“China is coming with an offer nobody can refuse, while the EU is coming with an offer nobody can understand.” For many in Central Asia, that phrase – although intended as a joke – best summarises the European way of doing business.
The joke, cracked by Peter Burian, the EU’s Special Representative for Central Asia at the European Commission, shows Europeans are well aware of their own limitations.
Burian was speaking on Wednesday (9 October) at a conference organised by the Berlin Eurasian Club, a platform that brings together business leaders and decision-makers involved in Central Asia business cooperation.
The EU official was responding to Michael Harms, CEO of the German Eastern Business Association, who lamented Europe’s lack of spending in Central Asia, especially compared to China’s massive push for infrastructure there.

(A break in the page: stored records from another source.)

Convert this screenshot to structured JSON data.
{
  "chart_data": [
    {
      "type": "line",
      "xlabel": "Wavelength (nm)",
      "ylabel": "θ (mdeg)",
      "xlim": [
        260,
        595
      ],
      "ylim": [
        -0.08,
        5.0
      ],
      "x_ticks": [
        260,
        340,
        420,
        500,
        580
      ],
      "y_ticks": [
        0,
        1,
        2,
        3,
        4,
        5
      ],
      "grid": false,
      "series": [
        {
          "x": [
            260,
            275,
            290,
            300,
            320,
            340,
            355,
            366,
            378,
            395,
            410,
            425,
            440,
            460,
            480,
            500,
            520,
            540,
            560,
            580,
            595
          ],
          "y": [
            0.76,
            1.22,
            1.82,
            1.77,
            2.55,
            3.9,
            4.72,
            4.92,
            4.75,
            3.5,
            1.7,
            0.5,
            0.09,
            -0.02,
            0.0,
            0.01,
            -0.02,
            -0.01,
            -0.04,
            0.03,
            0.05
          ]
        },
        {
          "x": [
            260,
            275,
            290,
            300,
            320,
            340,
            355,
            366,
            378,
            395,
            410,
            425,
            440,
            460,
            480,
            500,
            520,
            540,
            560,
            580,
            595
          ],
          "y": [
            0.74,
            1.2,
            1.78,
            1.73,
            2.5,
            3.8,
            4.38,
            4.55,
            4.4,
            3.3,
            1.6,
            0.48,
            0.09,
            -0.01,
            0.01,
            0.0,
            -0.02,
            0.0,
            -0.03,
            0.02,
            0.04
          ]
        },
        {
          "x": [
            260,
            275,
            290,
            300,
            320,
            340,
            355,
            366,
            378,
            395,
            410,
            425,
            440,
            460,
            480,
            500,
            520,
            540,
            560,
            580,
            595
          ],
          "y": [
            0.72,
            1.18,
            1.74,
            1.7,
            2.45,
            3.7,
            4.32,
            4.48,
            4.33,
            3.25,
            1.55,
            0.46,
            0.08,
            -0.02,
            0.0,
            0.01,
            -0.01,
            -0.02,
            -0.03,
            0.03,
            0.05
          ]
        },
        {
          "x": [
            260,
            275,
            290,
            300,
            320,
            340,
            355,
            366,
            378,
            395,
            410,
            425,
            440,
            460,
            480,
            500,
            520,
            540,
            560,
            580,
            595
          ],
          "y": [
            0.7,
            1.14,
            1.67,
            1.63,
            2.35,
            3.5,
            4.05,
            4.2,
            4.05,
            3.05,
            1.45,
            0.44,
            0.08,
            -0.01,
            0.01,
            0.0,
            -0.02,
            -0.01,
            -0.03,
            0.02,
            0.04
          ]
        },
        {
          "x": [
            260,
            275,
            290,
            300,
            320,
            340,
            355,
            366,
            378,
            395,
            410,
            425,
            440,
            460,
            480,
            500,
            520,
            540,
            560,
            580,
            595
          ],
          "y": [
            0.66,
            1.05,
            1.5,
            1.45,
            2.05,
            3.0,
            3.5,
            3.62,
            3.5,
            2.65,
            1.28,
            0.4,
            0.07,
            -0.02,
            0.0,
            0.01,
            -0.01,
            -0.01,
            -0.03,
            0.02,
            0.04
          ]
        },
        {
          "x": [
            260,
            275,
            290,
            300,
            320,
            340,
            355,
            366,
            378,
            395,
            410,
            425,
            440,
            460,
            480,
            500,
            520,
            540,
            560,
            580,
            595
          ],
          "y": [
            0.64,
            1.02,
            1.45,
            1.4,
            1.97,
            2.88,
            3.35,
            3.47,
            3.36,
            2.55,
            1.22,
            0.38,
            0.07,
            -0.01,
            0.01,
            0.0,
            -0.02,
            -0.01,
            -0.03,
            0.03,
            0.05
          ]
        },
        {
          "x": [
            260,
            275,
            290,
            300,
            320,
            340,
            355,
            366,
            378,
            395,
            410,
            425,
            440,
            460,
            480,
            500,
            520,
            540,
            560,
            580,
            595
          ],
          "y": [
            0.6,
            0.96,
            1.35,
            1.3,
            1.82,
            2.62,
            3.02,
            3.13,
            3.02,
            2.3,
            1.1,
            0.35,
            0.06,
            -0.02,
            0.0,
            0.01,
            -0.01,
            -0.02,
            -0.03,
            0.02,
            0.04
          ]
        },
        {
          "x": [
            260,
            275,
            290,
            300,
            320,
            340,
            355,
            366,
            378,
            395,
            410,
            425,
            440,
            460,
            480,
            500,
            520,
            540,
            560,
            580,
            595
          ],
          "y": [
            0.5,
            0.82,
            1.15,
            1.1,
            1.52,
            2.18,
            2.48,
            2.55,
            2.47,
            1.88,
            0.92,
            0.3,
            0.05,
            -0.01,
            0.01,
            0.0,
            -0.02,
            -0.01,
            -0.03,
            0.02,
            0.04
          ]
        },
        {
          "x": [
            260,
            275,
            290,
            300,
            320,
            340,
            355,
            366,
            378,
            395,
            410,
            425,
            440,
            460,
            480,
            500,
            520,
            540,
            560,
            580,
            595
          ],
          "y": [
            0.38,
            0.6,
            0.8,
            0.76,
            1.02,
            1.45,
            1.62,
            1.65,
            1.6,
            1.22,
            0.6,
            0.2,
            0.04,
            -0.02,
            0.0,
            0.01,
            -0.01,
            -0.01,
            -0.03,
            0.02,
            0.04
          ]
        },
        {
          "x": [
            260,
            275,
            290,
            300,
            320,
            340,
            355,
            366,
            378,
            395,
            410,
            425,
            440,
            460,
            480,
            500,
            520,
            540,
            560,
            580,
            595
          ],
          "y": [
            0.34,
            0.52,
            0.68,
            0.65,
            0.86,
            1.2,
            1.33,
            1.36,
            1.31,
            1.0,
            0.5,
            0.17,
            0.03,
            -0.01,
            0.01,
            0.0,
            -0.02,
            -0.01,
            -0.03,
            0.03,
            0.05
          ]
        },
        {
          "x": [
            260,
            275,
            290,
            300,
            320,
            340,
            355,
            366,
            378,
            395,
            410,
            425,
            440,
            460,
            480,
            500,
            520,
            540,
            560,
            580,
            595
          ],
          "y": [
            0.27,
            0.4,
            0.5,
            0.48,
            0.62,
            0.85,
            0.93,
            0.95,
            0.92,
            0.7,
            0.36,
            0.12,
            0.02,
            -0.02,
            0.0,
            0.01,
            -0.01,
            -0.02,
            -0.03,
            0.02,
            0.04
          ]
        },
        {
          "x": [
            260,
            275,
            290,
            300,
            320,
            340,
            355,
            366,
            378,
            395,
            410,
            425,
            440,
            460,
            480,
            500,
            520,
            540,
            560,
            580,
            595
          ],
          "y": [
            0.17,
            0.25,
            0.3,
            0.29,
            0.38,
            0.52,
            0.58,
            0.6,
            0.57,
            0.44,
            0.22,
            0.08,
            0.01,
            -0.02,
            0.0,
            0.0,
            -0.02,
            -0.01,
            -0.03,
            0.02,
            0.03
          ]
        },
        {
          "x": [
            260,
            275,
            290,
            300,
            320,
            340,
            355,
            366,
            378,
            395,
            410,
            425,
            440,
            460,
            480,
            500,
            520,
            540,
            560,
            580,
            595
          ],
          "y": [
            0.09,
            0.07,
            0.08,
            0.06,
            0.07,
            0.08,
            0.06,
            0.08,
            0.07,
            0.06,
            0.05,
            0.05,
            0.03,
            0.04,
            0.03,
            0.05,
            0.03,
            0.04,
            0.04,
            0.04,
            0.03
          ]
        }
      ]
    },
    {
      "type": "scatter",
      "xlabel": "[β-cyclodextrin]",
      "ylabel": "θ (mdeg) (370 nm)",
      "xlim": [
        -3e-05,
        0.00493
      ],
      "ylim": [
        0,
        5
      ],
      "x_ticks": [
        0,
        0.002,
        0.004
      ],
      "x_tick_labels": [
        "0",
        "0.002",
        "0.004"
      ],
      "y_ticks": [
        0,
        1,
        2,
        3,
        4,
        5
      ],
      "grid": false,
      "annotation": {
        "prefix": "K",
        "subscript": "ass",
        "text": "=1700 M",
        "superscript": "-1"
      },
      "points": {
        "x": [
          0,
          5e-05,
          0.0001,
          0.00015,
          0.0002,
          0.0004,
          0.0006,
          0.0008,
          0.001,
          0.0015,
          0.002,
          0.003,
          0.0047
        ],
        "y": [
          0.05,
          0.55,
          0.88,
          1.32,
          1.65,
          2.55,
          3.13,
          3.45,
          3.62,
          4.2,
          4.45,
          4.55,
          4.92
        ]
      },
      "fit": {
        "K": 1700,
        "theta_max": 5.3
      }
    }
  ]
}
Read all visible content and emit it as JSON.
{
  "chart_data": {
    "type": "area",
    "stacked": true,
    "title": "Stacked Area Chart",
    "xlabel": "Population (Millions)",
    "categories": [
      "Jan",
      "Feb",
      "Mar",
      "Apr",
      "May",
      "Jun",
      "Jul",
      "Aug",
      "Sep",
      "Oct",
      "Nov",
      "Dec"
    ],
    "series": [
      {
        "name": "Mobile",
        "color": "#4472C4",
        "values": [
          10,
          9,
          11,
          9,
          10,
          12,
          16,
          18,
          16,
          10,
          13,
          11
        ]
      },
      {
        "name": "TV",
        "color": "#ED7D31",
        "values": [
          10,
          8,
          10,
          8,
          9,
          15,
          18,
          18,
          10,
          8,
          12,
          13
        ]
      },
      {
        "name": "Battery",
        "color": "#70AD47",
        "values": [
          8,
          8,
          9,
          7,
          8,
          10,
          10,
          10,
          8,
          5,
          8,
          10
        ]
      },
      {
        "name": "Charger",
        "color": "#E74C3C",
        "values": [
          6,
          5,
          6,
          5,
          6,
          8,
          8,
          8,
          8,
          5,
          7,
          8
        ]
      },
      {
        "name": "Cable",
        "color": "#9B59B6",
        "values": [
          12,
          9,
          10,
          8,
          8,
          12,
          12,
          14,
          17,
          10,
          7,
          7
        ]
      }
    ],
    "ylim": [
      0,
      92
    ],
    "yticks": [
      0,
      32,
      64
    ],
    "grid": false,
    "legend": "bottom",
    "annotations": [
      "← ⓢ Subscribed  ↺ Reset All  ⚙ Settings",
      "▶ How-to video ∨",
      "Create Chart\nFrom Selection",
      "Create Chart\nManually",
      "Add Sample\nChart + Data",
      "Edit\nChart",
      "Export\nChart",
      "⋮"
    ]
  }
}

Harms also challenged Burian to say whether the EU will allocate more money to Central Asian projects in its next seven-years budget, which is yet to be agreed.
“Money is not a problem, money is available, banks want to spend money, keeping money in the banks doesn’t make sense,” Burian responded. More than public money, the EU official highlighted the need to create an “enabling environment” in which private investors from Europe from would feel welcome and part of a larger well-connected Central Asian market.
From an investor point of view, the EU official said it would be much more interesting to access an integrated market of 80 million people rather than doing business in one of the five Central Asian countries individually – namely Kazakhstan, Uzbekistan, Kyrgyzstan, Tajikistan and Turkmenistan. Burian also supported the creation of a risk-insurance mechanism, together with international financing institutions (IFIs), which would encourage investors to put money in this part of the world.
But he also called on the individual countries in the region to be more proactive in promoting the areas available for investment.
“Money is not a problem and I mean it,” the official repeated, adding that the enabling environment was key.
“China is putting a lot of money, and I don’t want to argue whether this money will return to China, but some projects were not fully bankable, not viable economically, and are putting a significant burden on our partners in terms or repaying debt. We want to avoid this,” the EU representative said.
Indeed, a recent scandal in Tajikistan involving Chinese investment has already given the EU an opportunity to argue that such negative experiences should serve as a lesson.
The European Investment Bank (EIB) has plenty of money, Burian argued. But lenders are also concerned about preserving their pristine rating, he reminded. And they won’t put their money in projects in which they don’t have full confidence.
The most challenging statement was made by Ulf Scheider, Director General of the Schneider Group GmbH, who said it was “almost impossible” for the EU to compete with China in Central Asia. Scheider has developed several business activities across the region and he says he is well-aware of the situation.
“It’s not comparable. We need to spend more as Europeans, but on the other side, it looks to me almost impossible to compete with the concept China has,” he said, referring to the Belt and Road initiative.
The EU concept should be more about mobilising money from the private sector, he continued, echoing Burian’s comments.
Scheider also argued in favour of harmonising EU standards with those of the Russian-led Eurasian Economic Union (EAEU), which comprises Kazakhstan and Kyrgyszstan. He even went as far as advocating a “common economic space from Lisbon to Vladivostok”.